6 thoughts on “More than 10k scientific papers were retracted in 2023

  1. There are two things going on here. One is the slow (and steady??) drip of retractions from what might be considered pukka institutions (research Universities in the US; Canada; Aus/NJ; Western Europe) that are highly represented on Pubpeer.

    The second, rather recent, horror show is the expansion of rubbish journals and the very large numbers of AI-generated, or citation-ring, or false peer reviewed or other sham “papers” that is now massively outnumbering the more “traditional” reasons for retractions.

    So 8,000 of those 10,000 retractions were from Hindawi journals, and Saudi Arabia, Pakistan, Russia and China seem to be the dominant source of much of this stuff (from the article you referred to: “Among large research-producing nations, Saudi Arabia, Pakistan, Russia and China have the highest retraction rates over the past two decades, a Nature analysis has found.”

    Whether this is a serious problem rather than just a headache remains to be seen – most of the garbage is easily identifiable and is simply ignored (apart from by the individuals that benefit). I expect very little of it appears on Pubpeer which rightly focuses on issues with what are expected to be decent papers (but might turn out not to be).

    • While I would tend to generally agree with your comment, there are some things to correct I believe, in particular in your last statement.

      > Whether this is a serious problem rather than just a headache remains to be seen – most of the garbage is easily identifiable and is simply ignored (apart from by the individuals that benefit). I expect very little of it appears on Pubpeer which rightly focuses on issues with what are expected to be decent papers (but might turn out not to be).

      This is not quite so accurate actually. On multiple parts that I’ll try to explain below.

      First “the garbage is easily identifiable”: the badly done one is. The fake clinical trials with fake data for instance are a lot harder to find and require a lot of effort. Detecting clever use of ChatGPT is also a lot harder and almost impossible, and this is taking quite a lot of time from a lot of individuals.

      “I expect very little of it appears on Pubpeer” –> An overwhelming part of it appears on Pubpeer, especially when it comes to tortured phrases. A quick search for “tortured phrases” yields 5112 results on Pubpeer actually.

      “is simply ignored” –> Again this is probably not so much the case. This is a pervasive problem and it impacts funding decisions on a probably-not-so-minor scale given how widespread it is and how idiotic research assessment is.

  2. Ok that’s interesting – I haven’t perused Pubpeer in detail recently and had sort of assumed that junk papers weren’t much represented there, though to be honest, I’m not sure why I would have assumed that other than my focus on what are the much more interesting problematic papers discussed there.

    And yes, you’re right that in some countries decisions around appointments and funding are likely to be adversely impacted by sham publications.

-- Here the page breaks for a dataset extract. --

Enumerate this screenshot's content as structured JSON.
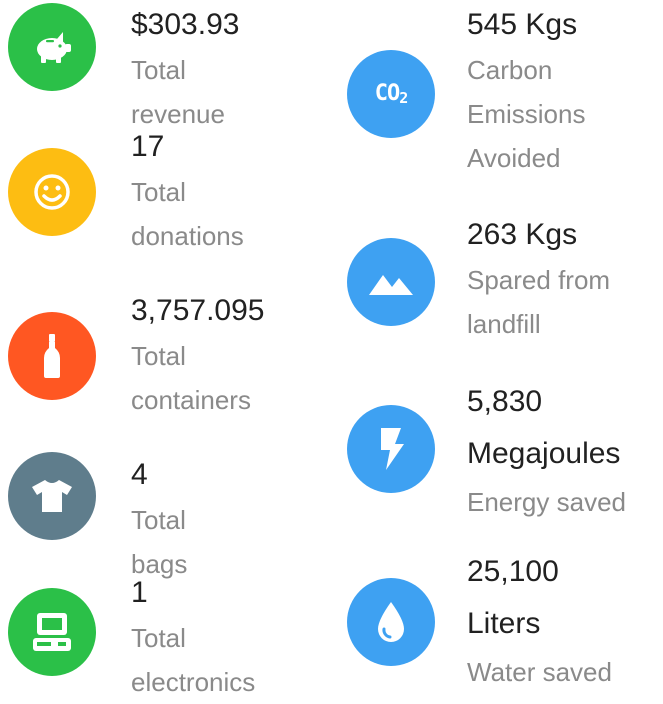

It has to be said that the onus should also be on funding and faculty/postdoc recruiters to recognise sham papers on grant applications and CV’s since otherwise they are degrading their own academic systems.

    • I do agree that the most interesting papers are definitely not the obvious ones about fraudulent practices, although some obvious cases can also be interesting while obvious (see another post of mine about ethical issues in 400+ papers from the same team statmodeling.stat.columbia.edu/2023/08/23/editorial-processes-and-ethics-approval-case-study-of-248-studies-with-the-same-ethics-approval-number/)

      “sham papers on grant applications and CV’s since otherwise they are degrading their own academic systems.”
      I completely agree, but this is something very hard to scale up when you get hundreds of applications right?